When learning to drive, young people are often influenced by having their parents in the car. A new study has placed these parents in to four different teaching styles which could help the student deal with the oppressive presence caused by their relatives in the passenger seat/s.
Through various research methods and a teaching model devised in 1994 by the academic, Anthony Grasha, Goodyear Tyres have highlighted four different styles that parents typically adopt when sitting next to their child. They are as follows:
The Worshipper. As a worshipper, the parent constantly seeks to motivate their child and they love congratulating them on their efforts, no matter how big or small. Worshippers are often so happy that their offspring is learning to drive that they will go shopping for a first car with them. A big milestone in the process of learning to drive for a young person.

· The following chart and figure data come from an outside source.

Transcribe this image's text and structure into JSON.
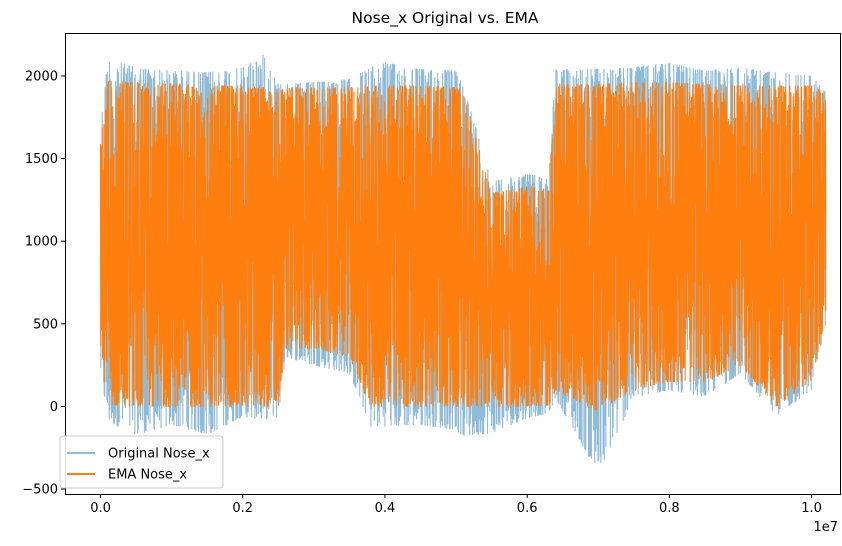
{
  "chart_data": {
    "type": "line",
    "title": "Nose_x Original vs. EMA",
    "xlabel": "",
    "ylabel": "",
    "x_offset_label": "1e7",
    "xlim": [
      -0.05,
      1.04
    ],
    "ylim": [
      -530,
      2260
    ],
    "x_ticks": [
      0.0,
      0.2,
      0.4,
      0.6,
      0.8,
      1.0
    ],
    "x_tick_labels": [
      "0.0",
      "0.2",
      "0.4",
      "0.6",
      "0.8",
      "1.0"
    ],
    "y_ticks": [
      -500,
      0,
      500,
      1000,
      1500,
      2000
    ],
    "y_tick_labels": [
      "−500",
      "0",
      "500",
      "1000",
      "1500",
      "2000"
    ],
    "legend_position": "lower left",
    "grid": false,
    "series": [
      {
        "name": "Original Nose_x",
        "color": "#1f77b4",
        "alpha": 0.5,
        "envelope_x": [
          0.0,
          0.01,
          0.05,
          0.1,
          0.15,
          0.2,
          0.23,
          0.25,
          0.26,
          0.3,
          0.35,
          0.38,
          0.4,
          0.45,
          0.5,
          0.51,
          0.55,
          0.6,
          0.63,
          0.64,
          0.7,
          0.75,
          0.8,
          0.85,
          0.9,
          0.95,
          1.0,
          1.02
        ],
        "envelope_high": [
          1700,
          2100,
          2050,
          2030,
          2020,
          2050,
          2130,
          1950,
          1950,
          1960,
          1980,
          2050,
          2080,
          2040,
          2030,
          1950,
          1360,
          1410,
          1380,
          2040,
          2040,
          2050,
          2080,
          2030,
          2050,
          2020,
          2000,
          1900
        ],
        "envelope_low": [
          200,
          -90,
          -170,
          -110,
          -170,
          -60,
          -80,
          -60,
          300,
          250,
          200,
          -120,
          -120,
          -110,
          -140,
          -180,
          -160,
          -70,
          -40,
          50,
          -400,
          50,
          100,
          60,
          200,
          -60,
          100,
          500
        ]
      },
      {
        "name": "EMA Nose_x",
        "color": "#ff7f0e",
        "alpha": 1.0,
        "envelope_x": [
          0.0,
          0.01,
          0.05,
          0.1,
          0.15,
          0.2,
          0.23,
          0.25,
          0.26,
          0.3,
          0.35,
          0.38,
          0.4,
          0.45,
          0.5,
          0.51,
          0.55,
          0.6,
          0.63,
          0.64,
          0.7,
          0.75,
          0.8,
          0.85,
          0.9,
          0.95,
          1.0,
          1.02
        ],
        "envelope_high": [
          1650,
          1970,
          1960,
          1950,
          1940,
          1940,
          1930,
          1900,
          1930,
          1930,
          1930,
          1940,
          1940,
          1940,
          1930,
          1900,
          1290,
          1330,
          1310,
          1950,
          1950,
          1960,
          1960,
          1950,
          1940,
          1940,
          1940,
          1900
        ],
        "envelope_low": [
          350,
          10,
          0,
          0,
          0,
          0,
          0,
          0,
          350,
          350,
          300,
          0,
          0,
          0,
          0,
          0,
          0,
          0,
          0,
          100,
          -30,
          100,
          150,
          150,
          250,
          0,
          150,
          550
        ]
      }
    ]
  }
}
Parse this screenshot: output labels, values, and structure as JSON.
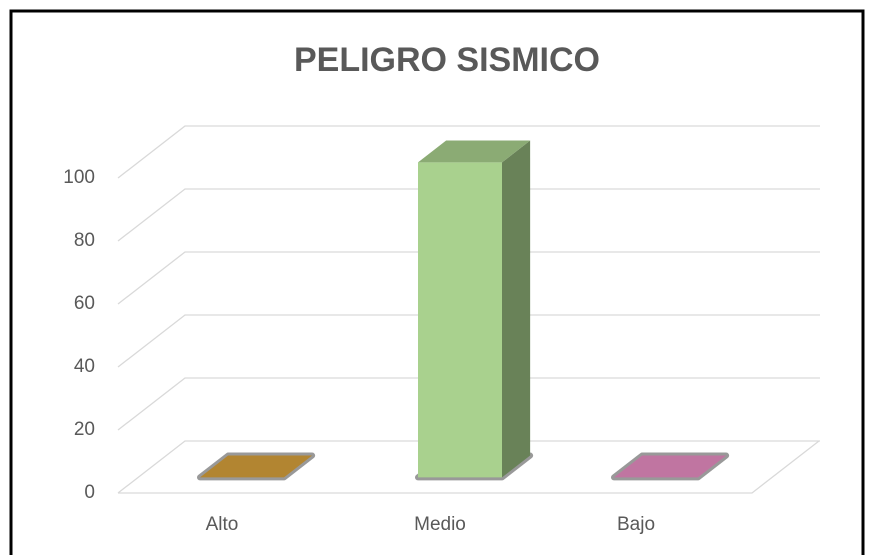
{
  "chart_data": {
    "type": "bar",
    "title": "PELIGRO SISMICO",
    "categories": [
      "Alto",
      "Medio",
      "Bajo"
    ],
    "values": [
      0,
      100,
      0
    ],
    "colors": [
      "#d9a23c",
      "#a9d18e",
      "#ea8fc4"
    ],
    "ylim": [
      0,
      100
    ],
    "yticks": [
      0,
      20,
      40,
      60,
      80,
      100
    ],
    "grid": true
  }
}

The Team Mate. The ‘Team Mate’ parent takes the friendly approach to coaching their children, sharing their own personal experiences of learning to drive and taking on the ‘big brother’ role. They believe empowering their child helps to push them forwards and will regularly shower them with praise to boost their confidence, even if the maneuver wasn’t quite right. The ‘Team Mate’ can be found criticising other drivers on the road, even if it was their child who made the mistake.
The Skipper. As a Skipper, parents will offer occasional insights in to their driving wisdom, but they often tend to progress down the ‘Self-discovery’ route, giving the responsibility to the child to make their own decisions whilst driving. Skippers will offer support to their child when they are uncertain of something, but when the teaching becomes frustrating or the child’s progress is too slow, then they are more likely to pass the reigns (or wheel) over to somebody else with more knowledge.

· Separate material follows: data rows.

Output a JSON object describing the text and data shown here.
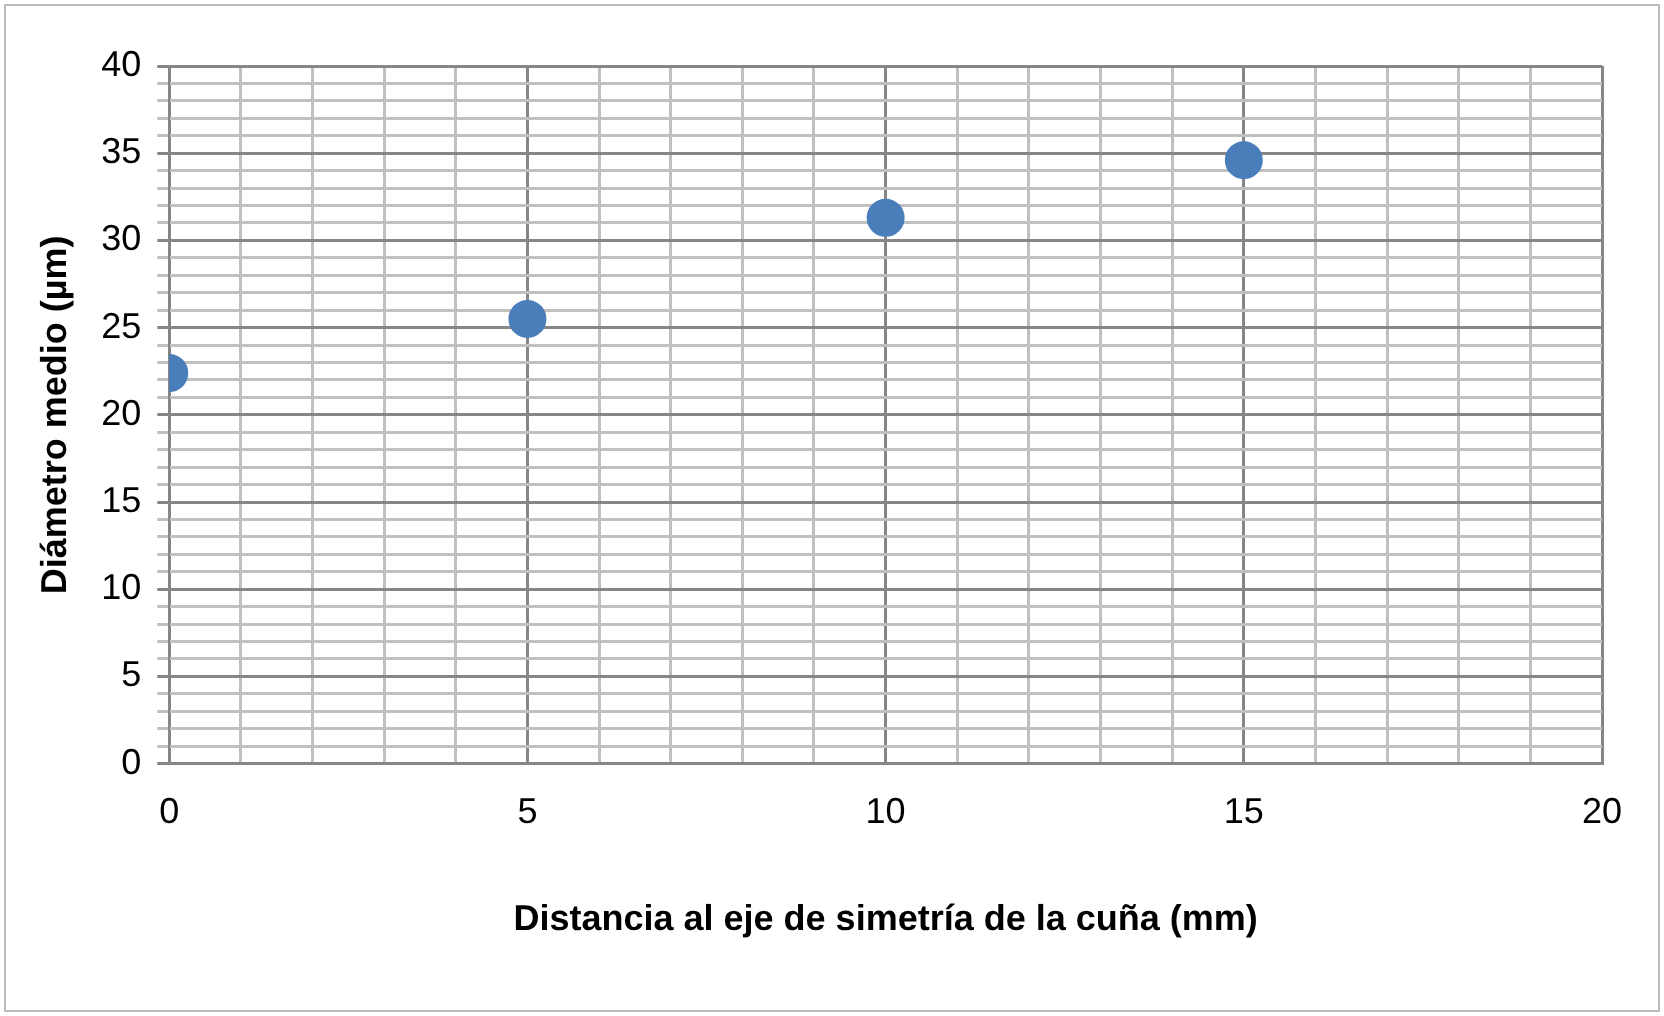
{
  "chart_data": {
    "type": "scatter",
    "xlabel": "Distancia al eje de simetría de la cuña (mm)",
    "ylabel": "Diámetro medio (µm)",
    "x": [
      0,
      5,
      10,
      15
    ],
    "values": [
      22.4,
      25.5,
      31.3,
      34.6
    ],
    "color": "#4a7ebb",
    "marker": "circle",
    "xlim": [
      0,
      20
    ],
    "xticks": [
      0,
      5,
      10,
      15,
      20
    ],
    "ylim": [
      0,
      40
    ],
    "yticks": [
      0,
      5,
      10,
      15,
      20,
      25,
      30,
      35,
      40
    ],
    "grid": true,
    "legend": false
  }
}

And finally… The Drill Sergeant. These are the oppressive parent figures who believe that they are the driving experts. They often have a lesson planned out in their minds and are likely to set their child mini tests to ensure they are maintaining enough knowledge before moving onto the next lesson/maneuver.

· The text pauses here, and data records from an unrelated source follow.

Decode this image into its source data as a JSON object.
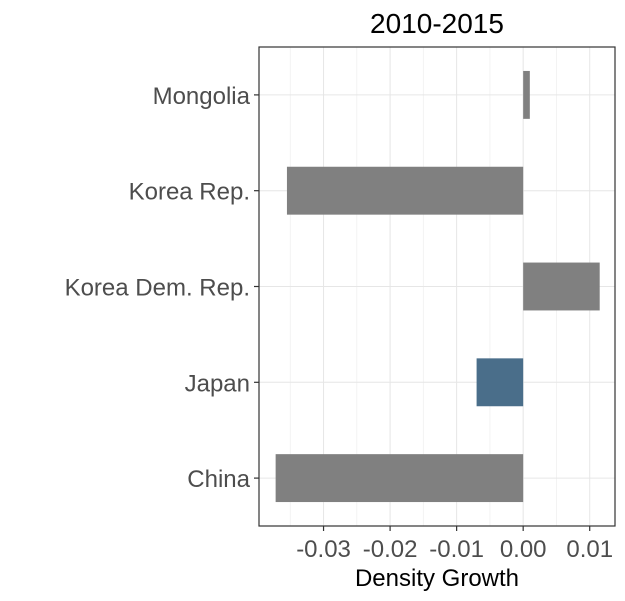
{
  "chart_data": {
    "type": "bar",
    "orientation": "horizontal",
    "title": "2010-2015",
    "xlabel": "Density Growth",
    "ylabel": "",
    "categories": [
      "Mongolia",
      "Korea Rep.",
      "Korea Dem. Rep.",
      "Japan",
      "China"
    ],
    "values": [
      0.001,
      -0.0355,
      0.0115,
      -0.007,
      -0.0372
    ],
    "highlight": "Japan",
    "xlim": [
      -0.0397,
      0.0138
    ],
    "xticks": [
      -0.03,
      -0.02,
      -0.01,
      0.0,
      0.01
    ],
    "xtick_labels": [
      "-0.03",
      "-0.02",
      "-0.01",
      "0.00",
      "0.01"
    ],
    "grid": true,
    "colors": {
      "default": "#808080",
      "highlight": "#4a6e8a"
    }
  }
}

Goodyear’s PR and corporate communications manager, Kate Rock commented on the study stating that: “Any parent who has been in a car with a child, whether you’re coaching them or not, knows it’s a stressful time for you both, especially as other drivers on the road are so unpredictable. While we may worry about others’ driving, this research suggests that how your act in the car can also have an effect on your child’s own driving experience. Overall, it’s important to remain calm and advise your child to the best of your ability, but always remember if you feel out of your comfort zone, it’s safer for you – and your child – to hand over the coaching to someone else.”
The results of the study found that the ‘Drill Sergeants’ were the most common personality category for parents to fall into. This figure accounted to a third of all parents in the UK at a staggering 33%, meanwhile ‘Worshippers’ were less common with only one in 10 parents falling into this group.
Rock went on to add that “Parents who are supplementing driving lessons with home practice should always try to discuss the do’s and don’ts of helping their child with the official instructor, or even look to join a few lessons with their child as this will Not only create a safer driving environment for ourselves and others on the road but also guide your child to passing their test and becoming a safe road user.”
The message given by Rock and Goodyear Tyres, encourages parents who wish to coach their children, to take a few lessons themselves beforehand in order to refresh their own skills and minimise any bad habits they have acquired over the years behind the wheel.